Even when a feature is not classified as a traditional software vulnerability, the behavior can still create real operational risk if attackers can use it to force authentication or support lateral movement.

Organizations should treat database initiated SMB behavior as suspicious unless there is a clear business requirement.

How the Attack Chain Could Work:

A realistic attack path may begin when attackers compromise a SQL Server environment through stolen credentials, application compromise, exposed database access, privilege escalation, or insider abuse.

The attacker obtains high level SQL Server privileges.

Sensitive database tables are identified.

The attacker uses sp_invoke_external_rest_endpoint to send selected records to an external HTTPS endpoint.

The attacker configures external model calls to support covert communication.

The attacker creates triggers to exfiltrate future records automatically.

The attacker attempts to abuse UNC path behavior to trigger NTLM authentication and support further movement.

The database becomes both a data source and a communication channel.

This attack chain shows why SQL Server 2025 AI features must be controlled as privileged capabilities.

Why This Incident Matters for Cybersecurity:

This research reinforces a major cybersecurity reality.

Legitimate enterprise features can become attacker tools after compromise.

AI integration inside SQL Server is not inherently malicious.

It can support modern applications, retrieval augmented generation, embeddings, analytics, and intelligent data workflows.

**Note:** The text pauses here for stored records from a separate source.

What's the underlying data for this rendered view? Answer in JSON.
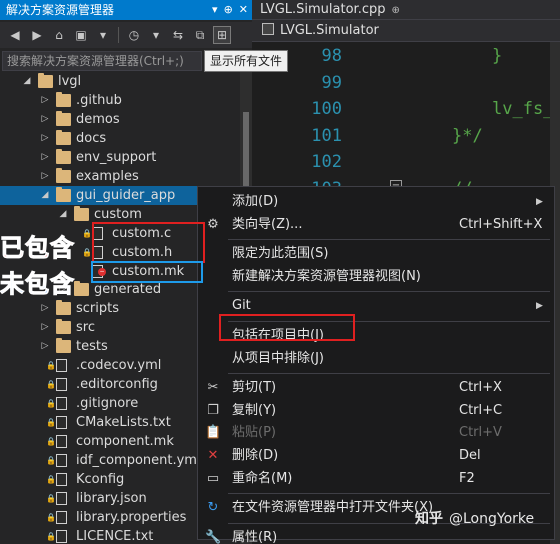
{
  "explorer": {
    "title": "解决方案资源管理器",
    "title_buttons": [
      "▾",
      "⊕",
      "✕"
    ],
    "search_placeholder": "搜索解决方案资源管理器(Ctrl+;)",
    "tooltip": "显示所有文件",
    "tree": [
      {
        "label": "lvgl",
        "type": "folder",
        "depth": 0,
        "expander": "open"
      },
      {
        "label": ".github",
        "type": "folder",
        "depth": 1,
        "expander": "closed"
      },
      {
        "label": "demos",
        "type": "folder",
        "depth": 1,
        "expander": "closed"
      },
      {
        "label": "docs",
        "type": "folder",
        "depth": 1,
        "expander": "closed"
      },
      {
        "label": "env_support",
        "type": "folder",
        "depth": 1,
        "expander": "closed"
      },
      {
        "label": "examples",
        "type": "folder",
        "depth": 1,
        "expander": "closed"
      },
      {
        "label": "gui_guider_app",
        "type": "folder",
        "depth": 1,
        "expander": "open",
        "selected": true
      },
      {
        "label": "custom",
        "type": "folder",
        "depth": 2,
        "expander": "open"
      },
      {
        "label": "custom.c",
        "type": "file",
        "depth": 3,
        "lock": true
      },
      {
        "label": "custom.h",
        "type": "file",
        "depth": 3,
        "lock": true
      },
      {
        "label": "custom.mk",
        "type": "file",
        "depth": 3,
        "excluded": true
      },
      {
        "label": "generated",
        "type": "folder",
        "depth": 2,
        "expander": "closed"
      },
      {
        "label": "scripts",
        "type": "folder",
        "depth": 1,
        "expander": "closed"
      },
      {
        "label": "src",
        "type": "folder",
        "depth": 1,
        "expander": "closed"
      },
      {
        "label": "tests",
        "type": "folder",
        "depth": 1,
        "expander": "closed"
      },
      {
        "label": ".codecov.yml",
        "type": "file",
        "depth": 1,
        "lock": true
      },
      {
        "label": ".editorconfig",
        "type": "file",
        "depth": 1,
        "lock": true
      },
      {
        "label": ".gitignore",
        "type": "file",
        "depth": 1,
        "lock": true
      },
      {
        "label": "CMakeLists.txt",
        "type": "file",
        "depth": 1,
        "lock": true
      },
      {
        "label": "component.mk",
        "type": "file",
        "depth": 1,
        "lock": true
      },
      {
        "label": "idf_component.yml",
        "type": "file",
        "depth": 1,
        "lock": true
      },
      {
        "label": "Kconfig",
        "type": "file",
        "depth": 1,
        "lock": true
      },
      {
        "label": "library.json",
        "type": "file",
        "depth": 1,
        "lock": true
      },
      {
        "label": "library.properties",
        "type": "file",
        "depth": 1,
        "lock": true
      },
      {
        "label": "LICENCE.txt",
        "type": "file",
        "depth": 1,
        "lock": true
      }
    ]
  },
  "editor": {
    "tab_label": "LVGL.Simulator.cpp",
    "tab_pin": "⊕",
    "scope_label": "LVGL.Simulator",
    "lines": [
      {
        "num": "98",
        "code": "}"
      },
      {
        "num": "99",
        "code": ""
      },
      {
        "num": "100",
        "code": "lv_fs_c"
      },
      {
        "num": "101",
        "code": "}*/"
      },
      {
        "num": "102",
        "code": ""
      },
      {
        "num": "103",
        "code": "// ------"
      }
    ],
    "fold_glyph": "−"
  },
  "context_menu": {
    "items": [
      {
        "label": "添加(D)",
        "arrow": "▶"
      },
      {
        "label": "类向导(Z)...",
        "shortcut": "Ctrl+Shift+X",
        "icon": "wizard-icon"
      },
      {
        "sep": true
      },
      {
        "label": "限定为此范围(S)"
      },
      {
        "label": "新建解决方案资源管理器视图(N)"
      },
      {
        "sep": true
      },
      {
        "label": "Git",
        "arrow": "▶"
      },
      {
        "sep": true
      },
      {
        "label": "包括在项目中(J)"
      },
      {
        "label": "从项目中排除(J)"
      },
      {
        "sep": true
      },
      {
        "label": "剪切(T)",
        "shortcut": "Ctrl+X",
        "icon": "cut-icon"
      },
      {
        "label": "复制(Y)",
        "shortcut": "Ctrl+C",
        "icon": "copy-icon"
      },
      {
        "label": "粘贴(P)",
        "shortcut": "Ctrl+V",
        "icon": "paste-icon",
        "disabled": true
      },
      {
        "label": "删除(D)",
        "shortcut": "Del",
        "icon": "delete-icon"
      },
      {
        "label": "重命名(M)",
        "shortcut": "F2",
        "icon": "rename-icon"
      },
      {
        "sep": true
      },
      {
        "label": "在文件资源管理器中打开文件夹(X)",
        "icon": "refresh-icon"
      },
      {
        "sep": true
      },
      {
        "label": "属性(R)",
        "icon": "wrench-icon"
      }
    ]
  },
  "annotations": {
    "included": "已包含",
    "excluded": "未包含"
  },
  "watermark": {
    "site": "知乎",
    "author": "@LongYorke"
  },
  "colors": {
    "accent": "#007acc",
    "selection": "#0e639c",
    "annotation_red": "#e02020",
    "annotation_blue": "#1e9bea"
  }
}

The risk appears when attackers obtain privileges and repurpose those same features for malicious activity.

This is the same pattern defenders have seen with scripting engines, remote management tools, cloud APIs, SaaS integrations, and automation platforms.

The more powerful the feature, the more important governance becomes.

SQL Server 2025 shows that AI adoption must include database security, outbound network controls, privilege review, and monitoring from day one.

Common Risks Highlighted:

This SQL Server 2025 research highlights several common enterprise weaknesses.

Database servers may have unnecessary outbound internet access.

Sysadmin privileges may be assigned too broadly.

External REST endpoint usage may not be monitored.

AI model integrations may be enabled without security review.

Database triggers may not be reviewed regularly.

Outbound HTTPS traffic from SQL Server may be treated as normal without baselines.

NTLM authentication may still be allowed in risky paths.

Database activity monitoring may focus only on logins and failed queries.

Security teams may lack visibility into AI related database functions.

Developers may enable powerful features without involving security teams.

These weaknesses can allow legitimate SQL Server functionality to become a post compromise attack path.

Potential Impact:

The potential impact depends on database privileges, outbound network controls, and the sensitivity of stored data.

Attackers may exfiltrate sensitive records over HTTPS.

Customer data may be stolen.

Credentials, tokens, or secrets stored in databases may be exposed.

Covert command and control may be established through AI model calls.

Database triggers may create long term data leakage.

NTLM authentication attempts may be captured or relayed.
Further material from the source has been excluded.